Richemont stock lifted to Buy at Morgan Stanley on valuation, growth visibility

Published 02/05/2025, 11:22 PM
© Reuters.

Investing.com -- Morgan Stanley (NYSE:MS) has upgraded Richemont SA (SIX:CFR) stock to Overweight and raised its price target to CHF 200 from CHF 148.

With Richemont ’s stock up 27% year-to-date, making it one of the best performers in the personal luxury goods sector, Morgan Stanley now sees further upside potential, albeit at a more moderate pace than the past 12 months.

"Overall, we feel that, while the potential upside for the shares in the next 12 months might not be as significant as over the past 12 months, our DCF-implied valuation translates into a share price of CHF 200 (current share price CHF 175) and this justifies an Overweight rating," analysts led by Edouard Aubin wrote.

Morgan Stanley has lifted its earnings estimates for Richemont for the fiscal year 2025-2027 cycle and expects multiple expansion to follow. The stock is currently trading at a 23x forward price-to-earnings (P/E), which the bank sees as attractive given Richemont’s strong balance sheet and high visibility of revenue and margin growth.

A key driver behind the upgrade is management changes. "We think the promotion of Nicolas Bos from Van Cleef & Arpels’ CEO to Group CEO on 1 June 2024 marked a turning point for the group." Bos has overseen significant success at Van Cleef & Arpels over the past 12 years, and Morgan Stanley believes he will bring a similar strategic focus to Richemont’s broader portfolio.

Another factor supporting the upgrade is the strength of Richemont’s Jewellery Maisons division. "We agree but also think the biggest drivers of Cartier and Van Cleef’s past and future (out)performance relate to the quality of management and strength of the brands."

Analysts highlight that Cartier and Van Cleef & Arpels own the main iconic lines in the jewelry segment and have maintained pricing discipline compared to luxury peers.

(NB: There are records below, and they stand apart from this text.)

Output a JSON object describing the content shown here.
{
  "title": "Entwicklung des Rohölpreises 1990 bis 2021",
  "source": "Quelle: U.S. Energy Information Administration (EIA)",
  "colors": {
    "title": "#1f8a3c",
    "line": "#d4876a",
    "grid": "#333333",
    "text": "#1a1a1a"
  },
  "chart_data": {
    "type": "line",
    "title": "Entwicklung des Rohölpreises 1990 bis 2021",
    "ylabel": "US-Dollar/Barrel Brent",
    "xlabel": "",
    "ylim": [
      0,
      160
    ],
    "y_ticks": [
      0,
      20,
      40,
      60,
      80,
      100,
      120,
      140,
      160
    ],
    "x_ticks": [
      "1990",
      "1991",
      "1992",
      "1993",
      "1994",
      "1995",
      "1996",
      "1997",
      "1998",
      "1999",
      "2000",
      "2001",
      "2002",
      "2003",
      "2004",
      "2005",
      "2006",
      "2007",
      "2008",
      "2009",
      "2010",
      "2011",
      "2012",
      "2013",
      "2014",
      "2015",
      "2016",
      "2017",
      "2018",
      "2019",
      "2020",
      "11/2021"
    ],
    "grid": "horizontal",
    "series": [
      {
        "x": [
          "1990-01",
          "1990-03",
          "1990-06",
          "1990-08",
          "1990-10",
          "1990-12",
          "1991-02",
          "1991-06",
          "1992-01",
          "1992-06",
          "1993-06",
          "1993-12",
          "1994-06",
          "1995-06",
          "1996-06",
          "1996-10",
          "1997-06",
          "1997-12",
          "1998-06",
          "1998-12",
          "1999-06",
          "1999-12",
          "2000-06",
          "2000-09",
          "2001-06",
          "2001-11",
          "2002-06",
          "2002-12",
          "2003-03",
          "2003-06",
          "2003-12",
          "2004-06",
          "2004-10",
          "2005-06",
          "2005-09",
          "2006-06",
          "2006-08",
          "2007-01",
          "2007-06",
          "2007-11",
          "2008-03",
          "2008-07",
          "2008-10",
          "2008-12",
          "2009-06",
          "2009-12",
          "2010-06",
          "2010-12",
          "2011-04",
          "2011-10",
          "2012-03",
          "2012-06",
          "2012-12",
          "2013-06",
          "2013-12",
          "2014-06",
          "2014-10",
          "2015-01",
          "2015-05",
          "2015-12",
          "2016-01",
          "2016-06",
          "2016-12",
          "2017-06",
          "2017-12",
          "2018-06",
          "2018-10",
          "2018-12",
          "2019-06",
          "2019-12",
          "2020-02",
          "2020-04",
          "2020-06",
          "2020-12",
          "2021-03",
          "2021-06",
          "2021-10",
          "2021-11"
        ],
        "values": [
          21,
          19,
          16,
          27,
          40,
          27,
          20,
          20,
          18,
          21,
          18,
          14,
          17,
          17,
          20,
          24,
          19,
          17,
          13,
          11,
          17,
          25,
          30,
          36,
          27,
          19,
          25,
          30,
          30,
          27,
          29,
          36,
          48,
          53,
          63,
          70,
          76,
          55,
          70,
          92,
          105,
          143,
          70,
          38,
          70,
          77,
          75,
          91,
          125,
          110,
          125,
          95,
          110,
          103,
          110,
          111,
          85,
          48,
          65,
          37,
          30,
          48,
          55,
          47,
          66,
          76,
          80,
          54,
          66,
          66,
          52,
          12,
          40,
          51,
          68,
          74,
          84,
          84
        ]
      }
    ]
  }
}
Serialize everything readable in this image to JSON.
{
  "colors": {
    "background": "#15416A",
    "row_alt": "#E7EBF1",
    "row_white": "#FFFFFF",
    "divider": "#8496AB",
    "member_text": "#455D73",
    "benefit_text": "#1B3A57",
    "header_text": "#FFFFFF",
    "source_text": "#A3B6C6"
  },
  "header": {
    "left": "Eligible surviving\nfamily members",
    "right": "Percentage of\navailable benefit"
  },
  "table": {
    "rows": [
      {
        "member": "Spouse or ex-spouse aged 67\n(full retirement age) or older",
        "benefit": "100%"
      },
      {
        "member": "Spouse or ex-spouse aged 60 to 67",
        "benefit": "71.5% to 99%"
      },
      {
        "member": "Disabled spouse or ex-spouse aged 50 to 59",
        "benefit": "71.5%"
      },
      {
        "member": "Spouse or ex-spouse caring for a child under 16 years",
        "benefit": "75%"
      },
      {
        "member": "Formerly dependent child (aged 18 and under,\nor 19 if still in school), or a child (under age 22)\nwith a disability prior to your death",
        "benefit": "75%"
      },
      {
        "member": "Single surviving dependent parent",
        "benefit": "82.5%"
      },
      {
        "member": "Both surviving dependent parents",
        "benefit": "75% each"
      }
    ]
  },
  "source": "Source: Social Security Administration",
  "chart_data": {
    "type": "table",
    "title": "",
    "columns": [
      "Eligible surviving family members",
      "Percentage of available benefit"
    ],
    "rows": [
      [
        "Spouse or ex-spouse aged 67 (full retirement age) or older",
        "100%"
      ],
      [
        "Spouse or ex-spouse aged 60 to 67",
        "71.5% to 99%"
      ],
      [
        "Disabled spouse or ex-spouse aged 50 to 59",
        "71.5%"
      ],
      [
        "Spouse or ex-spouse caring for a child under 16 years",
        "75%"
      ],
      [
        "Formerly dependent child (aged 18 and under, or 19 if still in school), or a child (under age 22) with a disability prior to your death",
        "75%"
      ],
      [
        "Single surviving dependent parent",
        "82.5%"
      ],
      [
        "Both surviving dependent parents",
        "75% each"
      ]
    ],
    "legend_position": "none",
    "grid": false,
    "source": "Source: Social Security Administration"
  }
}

Morgan Stanley also expresses greater confidence in the Specialty Watchmakers division, despite prior concerns over Richemont’s exposure to the Swiss watch market. While some investors argue that certain Richemont brands lack the heritage and positioning of competitors such as Audemars Piguet, the bank sees potential for improvement under Bos’s leadership.

In addition, the ’Others’ division, which includes brands such as Chloe and Alaia, is expected to be less of a drag on group performance. Recent channel checks indicate improving desirability for these brands, and Morgan Stanley has revised its constant FX growth estimate for this segment to +7% in fiscal year 2026 from +2% previously.

At the same time, Morgan Stanley analysts acknowledge potential risks, including Richemont’s strong year-to-date performance already pricing in much of the upside, temporary boosts from election-related spending in the US and seasonal demand shifts in China, and potential tariffs on European luxury goods.